36. The method of claim 31 or 32, wherein the cell line is cultured in a multiwell cell culture plate and wherein one or more compounds are screened, wherein each compound is applied to a separate well of the multiwell cell culture plate.

37. The method of claim 31, further comprising contacting the cells with a fluorescent dye for labeling lysosomes in step d).

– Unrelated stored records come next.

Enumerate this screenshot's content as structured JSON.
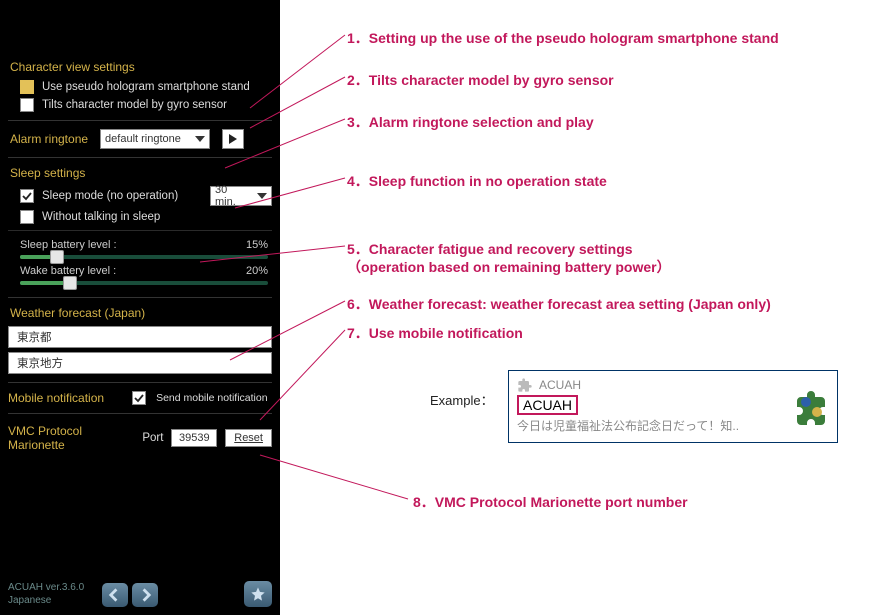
{
  "phone": {
    "char_view_title": "Character view settings",
    "use_hologram_label": "Use pseudo hologram smartphone stand",
    "tilt_gyro_label": "Tilts character model by gyro sensor",
    "alarm_title": "Alarm ringtone",
    "alarm_value": "default ringtone",
    "sleep_title": "Sleep settings",
    "sleep_mode_label": "Sleep mode (no operation)",
    "sleep_duration": "30 min.",
    "without_talking_label": "Without talking in sleep",
    "sleep_batt_label": "Sleep battery level :",
    "sleep_batt_value": "15%",
    "wake_batt_label": "Wake battery level :",
    "wake_batt_value": "20%",
    "weather_title": "Weather forecast (Japan)",
    "weather_pref": "東京都",
    "weather_area": "東京地方",
    "mobile_notif_title": "Mobile notification",
    "mobile_notif_label": "Send mobile notification",
    "vmc_title": "VMC Protocol Marionette",
    "port_label": "Port",
    "port_value": "39539",
    "reset_label": "Reset",
    "version_line1": "ACUAH ver.3.6.0",
    "version_line2": "Japanese"
  },
  "annotations": {
    "a1": "1．Setting up the use of the pseudo hologram smartphone stand",
    "a2": "2．Tilts character model by gyro sensor",
    "a3": "3．Alarm ringtone selection and play",
    "a4": "4．Sleep function in no operation state",
    "a5a": "5．Character fatigue and recovery settings",
    "a5b": "（operation based on remaining battery power）",
    "a6": "6．Weather forecast: weather forecast area setting (Japan only)",
    "a7": "7．Use mobile notification",
    "a8": "8．VMC Protocol Marionette port number",
    "example_label": "Example：",
    "notif_app": "ACUAH",
    "notif_title": "ACUAH",
    "notif_body": "今日は児童福祉法公布記念日だって！知.."
  }
}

38. The method of claim 37, further comprising imaging the fluorescently labeled lysosomes in step f), quantifying the average size of lysosomal vesicles in the cells; and comparing the average size of lysosomal vesicles in the cells to the average size of lysosomal vesicles in cells of a control cell culture wherein the level of the gene or protein was not increased or decreased, wherein a reduction in the average size of lysosomal vesicles in the cells is further indicative of inhibiting, treating, or preventing LRRK2 kinase inhibitor lysosomal toxicity.

39. The method of claim 32, further comprising contacting the cells with a fluorescently labeled dextran in step d).

40. The method of claim 39, further comprising imaging the fluorescently labeled dextran in step f), quantifying the average size of dextran vesicles in the cells; and comparing the average size of dextran vesicles in the cells to the average size of dextran vesicles in cells of a control cell culture wherein the level of the gene or protein was not increased or decreased, wherein a reduction in the average size of dextran vesicles in the cells is further indicative of inhibiting, treating, or preventing LRRK2 kinase inhibitor lysosomal toxicity.

41. The method of claim 31 or 32, wherein CRISPR is used to increase or decrease the level of the gene or protein in the cell line.

42. The method of claims 31 or 32, wherein the LRRK2 kinase inhibitor is LRRK2-IN-1, CZC- 54252, CZC-25146, HG-10-102-1, GSK2578215A, JH-II-127, GNE-7915, GNE-0877, GNE-9605, PF-06447475, or MLi-2.